Aya and Eve continue their cat and mouse game, with Eve leading Aya into the sewers beneath Carnegie Hall. I thought I would have a lot more to say about the sewer area, because it’s marvelously creepy and atmospheric, but gameplay-wise it’s simple. You pick up a bunch of items (which I wouldn’t be so quick to pick up considering they’ve been sitting IN THE SEWER), and fight some more mutated rats and mutated frogs. Interestingly, while the rats only mutated to three or four times their original size, the frogs are huge behemoths. You just can’t predict those wacky mitochondrial mutations.
Finally Aya catches up to Eve and the two of them have a fairly civil conversation at gunpoint, because Aya’s little handgun is her safety blanket. Eve leaves, but not before uttering a line which I’ve always been impressed with: “I’m going to give you some time… some time to think and some time to evolve.” Eve wants Aya on her side, but she wants Aya to realize herself that she belongs with Eve. She will abandon this idea eventually in favor of a more aggressive approach, but I like the fact that she tries.
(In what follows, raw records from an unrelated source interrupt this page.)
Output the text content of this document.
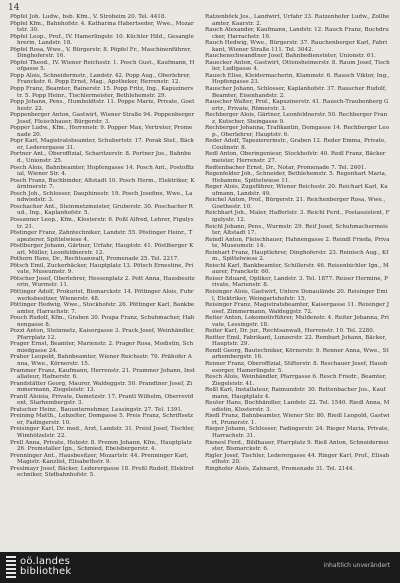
14
Pöpfel Joh. Ludw., bsb. Kfm., V. Stroheim 20. Tel. 4418.
Pöpfel Kfm., Bahnhofstr. 4. Katharina Habertseder, Wwe., Mozartstr. 30.
Pöpfel Leop., Prof., IV. Hamerlingstr. 10. Küchler Hild., Gesanglehrerin, Landstr. 18.
Pöpfel Rosa, Wwe., V. Bürgerstr. 8. Pöpfel Fr., Maschinenführer, Dinghoferstr. 16.
Pöpfel Theod., IV. Wiener Reichsstr. 1. Posch Gust., Kaufmann, Hofgasse 5.
Popp Alois, Schneidermstr., Landstr. 42. Popp Aug., Oberlehrer, Franckstr. 6. Popp Ernst, Mag., Apotheker, Herrenstr. 12.
Popp Franz, Beamter, Rainerstr. 15. Popp Fritz, Ing., Kapuzinerstr. 5. Popp Heinr., Tischlermeister, Bethlehemstr. 29.
Popp Johann, Pens., Humboldtstr. 11. Poppe Marie, Private, Goethestr. 22.
Poppenberger Anton, Gastwirt, Wiener Straße 94. Poppenberger Josef, Fleischhauer, Bürgerstr. 3.
Popper Ludw., Kfm., Herrenstr. 9. Popper Max, Vertreter, Promenade 20.
Popr Karl, Magistratsbeamter, Schubertstr. 17. Porak Stef., Bäcker, Lederergasse 31.
Portner Ant., Oberoffizial, Scharitzerstr. 8. Portner Jos., Bahnbed., Unionstr. 25.
Posch Alois, Bahnbeamter, Hopfengasse 14. Posch Ant., Postoffizial, Wiener Str. 4.
Posch Franz, Buchbinder, Altstadt 10. Posch Herm., Elektriker, Kärntnerstr. 7.
Posch Joh., Schlosser, Dauphinestr. 19. Posch Josefine, Wwe., Landwiedstr. 3.
Poschacher Ant., Steinmetzmeister, Gruberstr. 30. Poschacher Rud., Ing., Kaplanhofstr. 5.
Possanner Leop., Kfm., Klosterstr. 6. Poßl Alfred, Lehrer, Figulystr. 21.
Pöstinger Franz, Zahntechniker, Landstr. 55. Pöstinger Heinr., Tapezierer, Spittelwiese 4.
Pöstlberger Johann, Gärtner, Urfahr, Hauptstr. 41. Pöstlberger Karl, Müller, Leonfeldnerstr. 12.
Pothorn Hans, Dr., Rechtsanwalt, Promenade 25. Tel. 2217.
Pötsch Emil, Zuckerbäcker, Hauptplatz 13. Pötsch Ernestine, Private, Museumstr. 9.
Pötscher Josef, Oberlehrer, Hessenplatz 2. Pott Anna, Hausbesitzerin, Wurmstr. 11.
Pöttinger Adolf, Prokurist, Bismarckstr. 14. Pöttinger Alois, Fuhrwerksbesitzer, Wienerstr. 48.
Pöttinger Hedwig, Wwe., Stockhofstr. 26. Pöttinger Karl, Bankbeamter, Harrachstr. 7.
Pouch Rudolf, Kfm., Graben 30. Poupa Franz, Schuhmacher, Hahnengasse 8.
Pozzi Anton, Steinmetz, Kaisergasse 3. Prack Josef, Weinhändler, Pfarrplatz 12.
Prager Ernst, Beamter, Marienstr. 2. Prager Rosa, Modistin, Schmiedgasse 24.
Praher Leopold, Bahnbeamter, Wiener Reichsstr. 76. Prähofer Anna, Wwe., Körnerstr. 15.
Prammer Franz, Kaufmann, Herrenstr. 21. Prammer Johann, Installateur, Hafnerstr. 6.
Prandstätter Georg, Maurer, Waldeggstr. 50. Prandtner Josef, Zimmermann, Ziegeleistr. 13.
Prantl Aloisia, Private, Dametzstr. 17. Prantl Wilhelm, Oberrevident, Starhembergstr. 3.
Pratscher Heinr., Bauunternehmer, Lessingstr. 27. Tel. 1391.
Preining Matth., Lebzelter, Domgasse 5. Preis Franz, Schriftsetzer, Fadingerstr. 10.
Preisinger Karl, Dr. med., Arzt, Landstr. 31. Preisl Josef, Tischler, Wimhölzelstr. 22.
Prell Anna, Private, Holzstr. 8. Premm Johann, Kfm., Hauptplatz 26. Premstaller Ign., Schmied, Ebelsbergerstr. 4.
Prenninger Ant., Hausbesitzer, Mozartstr. 44. Prenninger Karl, Magistr.-Kanzlist, Elisabethstr. 9.
Preslmayr Josef, Bäcker, Lederergasse 18. Preßl Rudolf, Elektrotechniker, Südbahnhofstr. 5.
Ratzenböck Jos., Landwirt, Urfahr 33. Ratzenhofer Ludw., Zollbeamter, Kaarstr. 2.
Rauch Alexander, Kaufmann, Landstr. 12. Rauch Franz, Buchdrucker, Harrachstr. 19.
Rauch Hedwig, Wwe., Bürgerstr. 37. Rauchenberger Karl, Fabrikant, Wiener Straße 111. Tel. 3042.
Rauchenschwandtner Josef, Bahnbediensteter, Unionstr. 61.
Rauecker Anton, Gastwirt, Ottensheimerstr. 8. Raum Josef, Tischler, Ludlgasse 4.
Rausch Elise, Kleidermacherin, Klammstr. 6. Rausch Viktor, Ing., Hopfengasse 23.
Rauscher Johann, Schlosser, Kaplanhofstr. 37. Rauscher Rudolf, Beamter, Eisenhandstr. 2.
Rauscher Walter, Prof., Kapuzinerstr. 41. Rausch-Traubenberg Gertr., Private, Römerstr. 3.
Rechberger Alois, Gärtner, Leonfeldnerstr. 50. Rechberger Franz, Kutscher, Steingasse 9.
Rechberger Johanna, Trafikantin, Domgasse 14. Rechberger Leop., Oberlehrer, Hauptstr. 6.
Reder Adolf, Tapezierermstr., Graben 12. Reder Emma, Private, Coulinstr. 8.
Redl Anton, Oberingenieur, Stockhofstr. 40. Redl Franz, Bäckermeister, Herrenstr. 27.
Redtenbacher Ernst, Dr., Notar, Promenade 7. Tel. 2601.
Regenfelder Joh., Schneider, Bethlehemstr. 5. Regenhart Maria, Hebamme, Spittelwiese 11.
Reger Alois, Zugsführer, Wiener Reichsstr. 20. Reichart Karl, Kaufmann, Landstr. 49.
Reichel Anton, Prof., Bürgerstr. 21. Reichenberger Rosa, Wwe., Goethestr. 10.
Reichhart Joh., Maler, Hafferlstr. 3. Reichl Ferd., Postassistent, Figulystr. 12.
Reichl Johann, Pens., Wurmstr. 29. Reif Josef, Schuhmachermeister, Altstadt 17.
Reindl Anton, Fleischhauer, Hahnengasse 2. Reindl Frieda, Private, Museumstr. 14.
Reinhart Franz, Hauptlehrer, Dinghoferstr. 23. Reinisch Aug., Kfm., Spittelwiese 2.
Reischl Karl, Bankbeamter, Schillerstr. 46. Reisenbichler Ign., Maurer, Franckstr. 60.
Reiser Eduard, Optiker, Landstr. 3. Tel. 1877. Reiser Hermine, Private, Marienstr. 8.
Reisinger Alois, Gastwirt, Untere Donaulände 20. Reisinger Emil, Elektriker, Weingartshofstr. 15.
Reisinger Franz, Magistratsbeamter, Kaisergasse 11. Reisinger Josef, Zimmermann, Waldeggstr. 72.
Reiter Anton, Lokomotivführer, Muldenstr. 4. Reiter Johanna, Private, Lessingstr. 18.
Reiter Karl, Dr. jur., Rechtsanwalt, Herrenstr. 10. Tel. 2280.
Reitter Emil, Fabrikant, Lunzerstr. 22. Rembart Johann, Bäcker, Hauptstr. 29.
Rendl Georg, Bautechniker, Körnerstr. 9. Renner Anna, Wwe., Starhembergstr. 16.
Renner Franz, Oberoffizial, Stifterstr. 8. Reschauer Josef, Hausbesorger, Hamerlingstr. 5.
Resch Alois, Weinhändler, Pfarrgasse 6. Resch Friedr., Beamter, Ziegeleistr. 41.
Reßl Karl, Installateur, Raimundstr. 30. Rettenbacher Jos., Kaufmann, Hauptplatz 4.
Reuter Hans, Buchhändler, Landstr. 22. Tel. 1540. Riedl Anna, Modistin, Klosterstr. 3.
Riedl Franz, Bahnbeamter, Wiener Str. 80. Riedl Leopold, Gastwirt, Prunerstr. 1.
Rieger Johann, Schlosser, Fadingerstr. 24. Rieger Maria, Private, Harrachstr. 31.
Rienesl Ferd., Bildhauer, Pfarrplatz 9. Rieß Anton, Schneidermeister, Bismarckstr. 6.
Rigler Josef, Tischler, Lederergasse 44. Ringer Karl, Prof., Elisabethstr. 20.
Ringhofer Alois, Zahnarzt, Promenade 31. Tel. 2144.
oö.landes
bibliothek
inhaltlich unverändert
It’s just nice from a logical perspective that you don’t have to spend the entire game wondering why Eve doesn’t just kill Aya already if she’s just so damned powerful. The “the villain tests the hero in order to recruit them” idea isn’t exactly ground-breaking, but I still like it a helluva lot better than the more common “the villain doesn’t kill the hero when they have the chance because apparently, they just can’t be bothered.”
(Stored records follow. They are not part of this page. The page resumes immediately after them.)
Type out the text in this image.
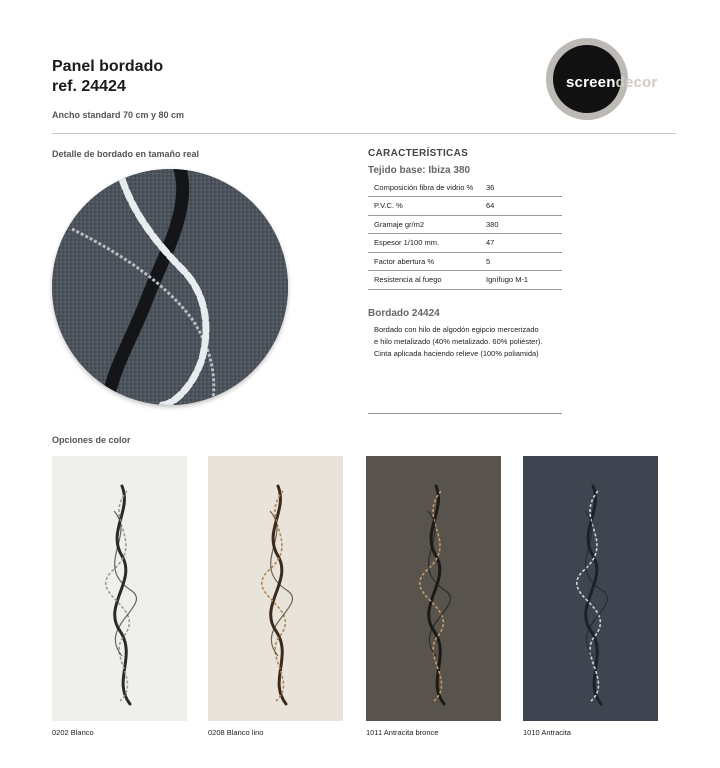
Panel bordado
ref. 24424
Ancho standard 70 cm y 80 cm
screendecor
Detalle de bordado en tamaño real	CARACTERÍSTICAS
Tejido base: Ibiza 380
Composición fibra de vidrio %	36
P.V.C. %	64
Gramaje gr/m2	380
Espesor 1/100 mm.	47
Factor abertura %	5
Resistencia al fuego	Ignífugo M-1
Bordado 24424
Bordado con hilo de algodón egipcio mercerizado
e hilo metalizado (40% metalizado. 60% poliéster).
Cinta aplicada haciendo relieve (100% poliamida)
Opciones de color
0202 Blanco	0208 Blanco lino	1011 Antracita bronce	1010 Antracita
Let’s see…gritty atmosphere, check. Massive death toll, check. Sewers, check. Hot chick with a gun, check. Now, this would be just like Resident Evil 2 if only there was a bloodthirsty ALLIGATOR in the sewers! How cool would that be? Fortunately, Eve hooks us up. We love her.
Finally we get to the first real boss fight of the game, which still isn’t difficult but you could conceivably lose if you’re distracted. Or busy with your tax return. Or not paying any attention whatsoever. Still, the mutated alligator has powerful attacks, and you need to take advantage of Aya’s mobility to keep her out of harm’s way (More on the free-movement combat system next time.)
Day One ends with the introduction of Aya’s partner, Daniel, a 30-something cop with a more than superficial resemblance to Final Fantasy VII‘s Barret Wallace. Daniel rescues Aya from a persistent reporter by punching him in the face, which is the type of behavior that I guess Japanese game developers expect from hard-boiled NYC cops. As the two of them speed off in the squad car, Daniel gives Aya a backhanded compliment– apparently, showing up at the scene of mass murder is a good indicator of latent “cop instinct”– and we get a feel for their father-daughter dynamic.
Later we will learn that Aya is the brains of this operation while Daniel is the hothead, and considering that Aya’s approach to problem solving ideally involves a rocket launcher, that should tell you something about the volatility of this outfit. Really, Eve’s lucky that these two didn’t torch the city in the course of a botched investigation long before she got around to it.
Next in PE, we begin Day 2 and unfortunately Aya ditches her evening gown for a more practical ensemble. On the plus side, we get a cool new gun and Aya’s PE powers evolve to the point where her spells are almost useful.